A aplicabilidade das taxas de polícia tem seu potencial revelado como meio de restringir determinadas liberdades que a população possui em detrimento do próprio contexto público/coletividade, sendo que elas são mais visivelmente identificáveis através das taxas de localização (taxa única cobrada para o registro de localização de determinado estabelecimento) ou das taxas de funcionamento (cobrada em detrimento da continuidade do exercício da atividade pelo contribuinte).

No entanto, para o contexto do presente trabalho, a modalidade de taxas que realmente importam são as taxas de serviço, as quais são cobradas em decorrência de uma anterior prestação de serviço pelo poder público ao contribuinte, possuindo as seguinte características, primordiais ao nosso estudo: a) serviço específico; b) divisível.

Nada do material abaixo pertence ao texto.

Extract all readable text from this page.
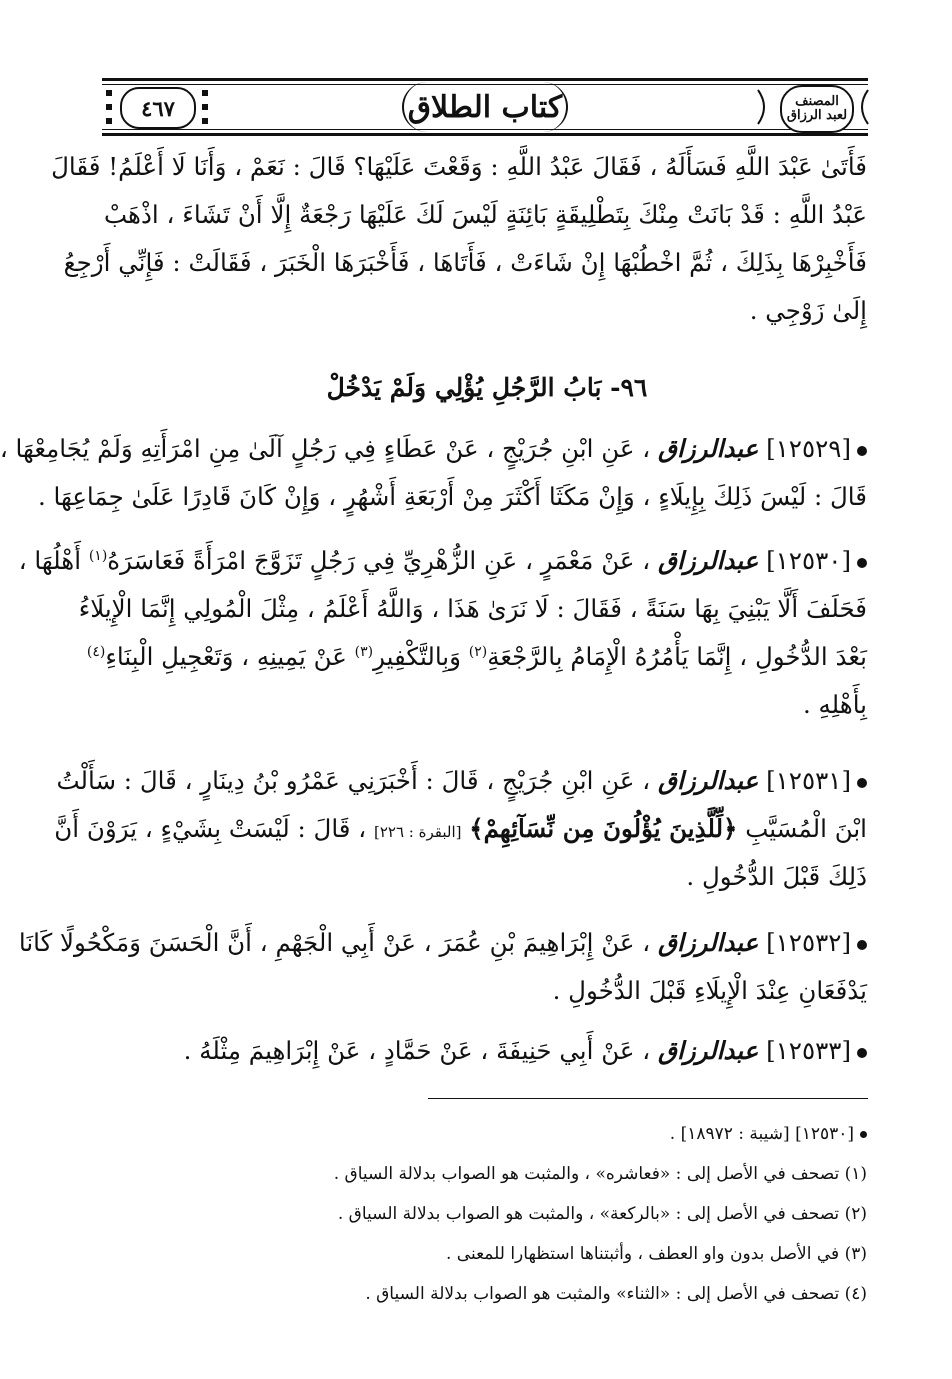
المصنف
لعبد الرزاق
كتاب الطلاق
٤٦٧
فَأَتَىٰ عَبْدَ اللَّهِ فَسَأَلَهُ ، فَقَالَ عَبْدُ اللَّهِ : وَقَعْتَ عَلَيْهَا؟ قَالَ : نَعَمْ ، وَأَنَا لَا أَعْلَمُ! فَقَالَ
عَبْدُ اللَّهِ : قَدْ بَانَتْ مِنْكَ بِتَطْلِيقَةٍ بَائِنَةٍ لَيْسَ لَكَ عَلَيْهَا رَجْعَةٌ إِلَّا أَنْ تَشَاءَ ، اذْهَبْ
فَأَخْبِرْهَا بِذَلِكَ ، ثُمَّ اخْطُبْهَا إِنْ شَاءَتْ ، فَأَتَاهَا ، فَأَخْبَرَهَا الْخَبَرَ ، فَقَالَتْ : فَإِنِّي أَرْجِعُ
إِلَىٰ زَوْجِي .
٩٦- بَابُ الرَّجُلِ يُؤْلِي وَلَمْ يَدْخُلْ
[١٢٥٢٩] عبدالرزاق ، عَنِ ابْنِ جُرَيْجٍ ، عَنْ عَطَاءٍ فِي رَجُلٍ آلَىٰ مِنِ امْرَأَتِهِ وَلَمْ يُجَامِعْهَا ،
قَالَ : لَيْسَ ذَلِكَ بِإِيلَاءٍ ، وَإِنْ مَكَثَا أَكْثَرَ مِنْ أَرْبَعَةِ أَشْهُرٍ ، وَإِنْ كَانَ قَادِرًا عَلَىٰ جِمَاعِهَا .
[١٢٥٣٠] عبدالرزاق ، عَنْ مَعْمَرٍ ، عَنِ الزُّهْرِيِّ فِي رَجُلٍ تَزَوَّجَ امْرَأَةً فَعَاسَرَهُ$^{(١)}$ أَهْلُهَا ،
فَحَلَفَ أَلَّا يَبْنِيَ بِهَا سَنَةً ، فَقَالَ : لَا نَرَىٰ هَذَا ، وَاللَّهُ أَعْلَمُ ، مِثْلَ الْمُولِي إِنَّمَا الْإِيلَاءُ
بَعْدَ الدُّخُولِ ، إِنَّمَا يَأْمُرُهُ الْإِمَامُ بِالرَّجْعَةِ$^{(٢)}$ وَبِالتَّكْفِيرِ$^{(٣)}$ عَنْ يَمِينِهِ ، وَتَعْجِيلِ الْبِنَاءِ$^{(٤)}$
بِأَهْلِهِ .
[١٢٥٣١] عبدالرزاق ، عَنِ ابْنِ جُرَيْجٍ ، قَالَ : أَخْبَرَنِي عَمْرُو بْنُ دِينَارٍ ، قَالَ : سَأَلْتُ
ابْنَ الْمُسَيَّبِ ﴿لِّلَّذِينَ يُؤْلُونَ مِن نِّسَآئِهِمْ﴾ [البقرة : ٢٢٦] ، قَالَ : لَيْسَتْ بِشَيْءٍ ، يَرَوْنَ أَنَّ
ذَلِكَ قَبْلَ الدُّخُولِ .
[١٢٥٣٢] عبدالرزاق ، عَنْ إِبْرَاهِيمَ بْنِ عُمَرَ ، عَنْ أَبِي الْجَهْمِ ، أَنَّ الْحَسَنَ وَمَكْحُولًا كَانَا
يَدْفَعَانِ عِنْدَ الْإِيلَاءِ قَبْلَ الدُّخُولِ .
[١٢٥٣٣] عبدالرزاق ، عَنْ أَبِي حَنِيفَةَ ، عَنْ حَمَّادٍ ، عَنْ إِبْرَاهِيمَ مِثْلَهُ .
[١٢٥٣٠] [شيبة : ١٨٩٧٢] .
(١) تصحف في الأصل إلى : «فعاشره» ، والمثبت هو الصواب بدلالة السياق .
(٢) تصحف في الأصل إلى : «بالركعة» ، والمثبت هو الصواب بدلالة السياق .
(٣) في الأصل بدون واو العطف ، وأثبتناها استظهارا للمعنى .
(٤) تصحف في الأصل إلى : «الثناء» والمثبت هو الصواب بدلالة السياق .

No que se refere aos serviços públicos específicos e divisíveis, o Código Tributário Nacional, em seu art. 79, incisos II e III, traz em seu bojo a definição técnica que melhor apresenta o significado de tais características como sendo:

“II – específicos, quando possam ser destacados em unidades autônomas de intervenção, de utilidade, ou de necessidades públicas; III – divisíveis, quando suscetíveis de utilização, separadamente, por parte de cada um dos seus usuários.”

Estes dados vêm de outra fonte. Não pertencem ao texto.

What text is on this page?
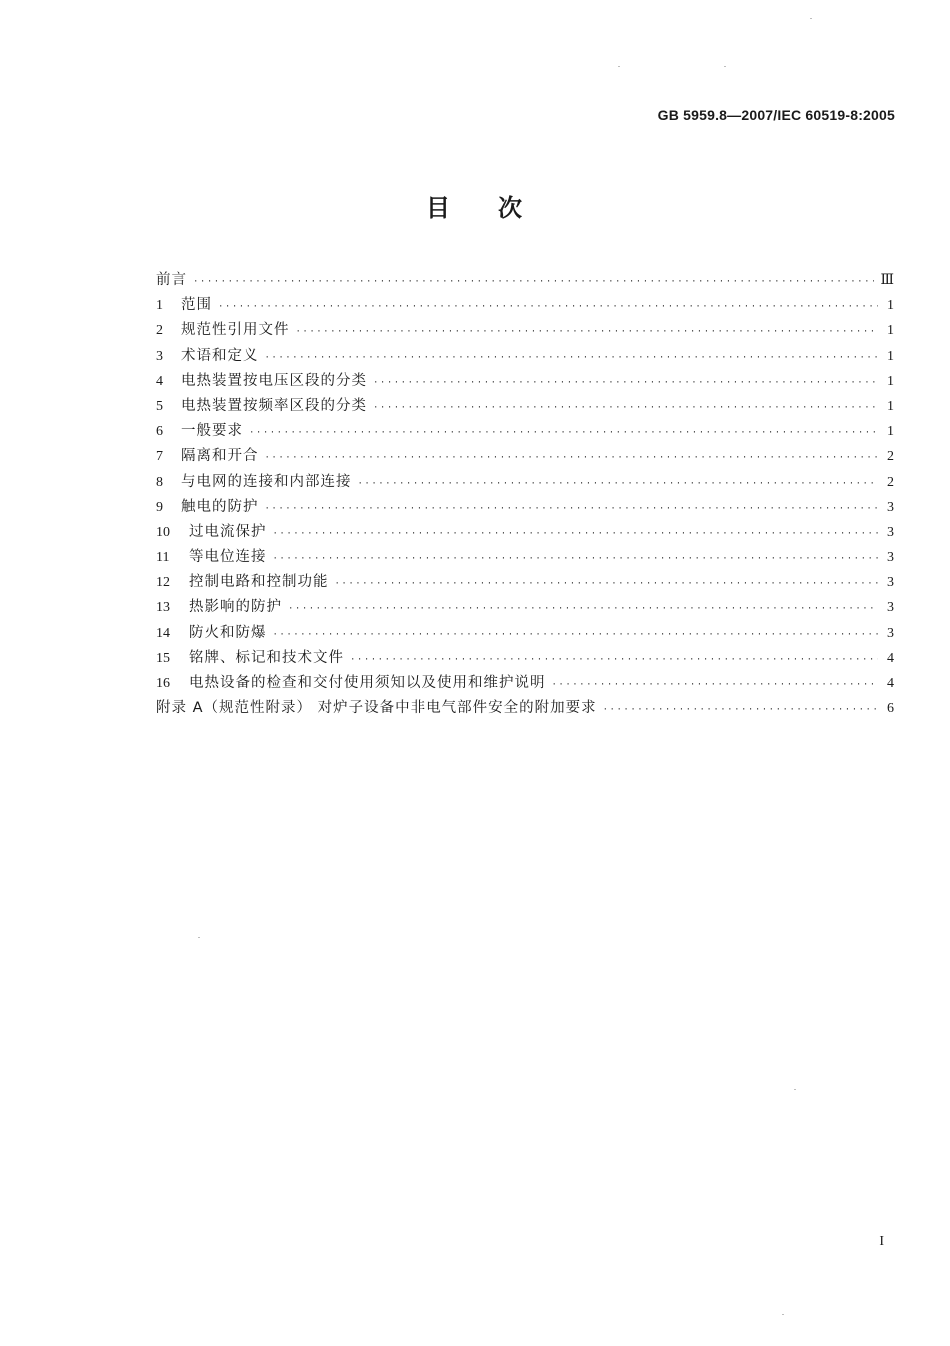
GB 5959.8—2007/IEC 60519-8:2005
目 次
前言 ·····	Ⅲ
1	范围 ·····	1
2	规范性引用文件 ·····	1
3	术语和定义 ·····	1
4	电热装置按电压区段的分类 ·····	1
5	电热装置按频率区段的分类 ·····	1
6	一般要求 ·····	1
7	隔离和开合 ·····	2
8	与电网的连接和内部连接 ·····	2
9	触电的防护 ·····	3
10	过电流保护 ·····	3
11	等电位连接 ·····	3
12	控制电路和控制功能 ·····	3
13	热影响的防护 ·····	3
14	防火和防爆 ·····	3
15	铭牌、标记和技术文件 ·····	4
16	电热设备的检查和交付使用须知以及使用和维护说明 ·····	4
附录 A（规范性附录） 对炉子设备中非电气部件安全的附加要求 ·····	6
I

Apesar da difícil compreensão que se possa ter através da simples leitura destes conceitos, o professor Ricardo Alexandre (2019, p. 64) apresenta essas características de uma forma mais didática:

“Na prática, o serviço público remunerado por taxa é considerado específico quando o contribuinte sabe por qual serviço está pagando […]; A divisibilidade, por sua vez, está presente quando é possível ao Estado identificar os usuários do serviço a ser financiado com a taxa. De uma maneira ainda mais prática, pode-se afirmar que um serviço reúne as características da especificidade e da divisibilidade (podendo ser remunerado por taxa) quando para ele é possível, tanto ao Estado quanto ao contribuinte, a utilização da frase “Eu te vejo e tu me vês”. O contribuinte “vê” o Estado prestando o serviço, pois sabe exatamente por qual serviço está pagando (especificidade atendida) e o Estado “vê” o contribuinte, uma vez que consegue precisamente identificar os usuários (divisibilidade presente).”

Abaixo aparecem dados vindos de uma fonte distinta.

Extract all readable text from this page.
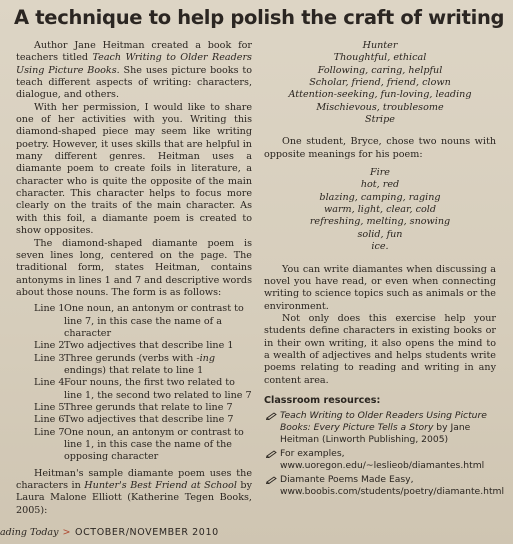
A technique to help polish the craft of writing

Author Jane Heitman created a book for teachers titled Teach Writing to Older Readers Using Picture Books. She uses picture books to teach different aspects of writing: characters, dialogue, and others.

With her permission, I would like to share one of her activities with you. Writing this diamond-shaped piece may seem like writing poetry. However, it uses skills that are helpful in many different genres. Heitman uses a diamante poem to create foils in literature, a character who is quite the opposite of the main character. This character helps to focus more clearly on the traits of the main character. As with this foil, a diamante poem is created to show opposites.

The diamond-shaped diamante poem is seven lines long, centered on the page. The traditional form, states Heitman, contains antonyms in lines 1 and 7 and descriptive words about those nouns. The form is as follows:

Line 1 One noun, an antonym or contrast to line 7, in this case the name of a character
Line 2 Two adjectives that describe line 1
Line 3 Three gerunds (verbs with -ing endings) that relate to line 1
Line 4 Four nouns, the first two related to line 1, the second two related to line 7
Line 5 Three gerunds that relate to line 7
Line 6 Two adjectives that describe line 7
Line 7 One noun, an antonym or contrast to line 1, in this case the name of the opposing character

Heitman's sample diamante poem uses the characters in Hunter's Best Friend at School by Laura Malone Elliott (Katherine Tegen Books, 2005):

Hunter
Thoughtful, ethical
Following, caring, helpful
Scholar, friend, friend, clown
Attention-seeking, fun-loving, leading
Mischievous, troublesome
Stripe

One student, Bryce, chose two nouns with opposite meanings for his poem:

Fire
hot, red
blazing, camping, raging
warm, light, clear, cold
refreshing, melting, snowing
solid, fun
ice.

You can write diamantes when discussing a novel you have read, or even when connecting writing to science topics such as animals or the environment.

Not only does this exercise help your students define characters in existing books or in their own writing, it also opens the mind to a wealth of adjectives and helps students write poems relating to reading and writing in any content area.

Classroom resources:
Teach Writing to Older Readers Using Picture Books: Every Picture Tells a Story by Jane Heitman (Linworth Publishing, 2005)
For examples, www.uoregon.edu/~leslieob/diamantes.html
Diamante Poems Made Easy, www.boobis.com/students/poetry/diamante.html
ading Today > OCTOBER/NOVEMBER 2010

Considerando tais pontuações feitas pelo professor Ricardo Alexandre, para que um serviço possa ser remunerado por meio de taxa este tem que apresentar as características da especificidade e da divisibilidade, de forma que ambas as partes da relação tem que enxergar um ponto fundamental, o Estado tem de poder identificar o usuários do serviço prestado, e em contrapartida do contribuinte tem que saber por qual serviço ele realmente está pagando aquele tributo.

Partindo deste pressuposto, conseguimos identificar o grande problema em torno da tributação do serviço de iluminação pública por meio de taxas, vez que, embora este serviço apresente a característica da especificidade, de forma que o contribuinte saberia que estaria pagando aquela taxa em decorrência da iluminação das vias urbanas de que possa usufruir, de outro lado lhe falta a segunda característica, de forma que o Estado não consegue identificar usuário por usuário e, principalmente, não consegue mensurar a quantidade de iluminação pública utilizada por cada contribuinte, uma vez que ela atende a toda coletividade.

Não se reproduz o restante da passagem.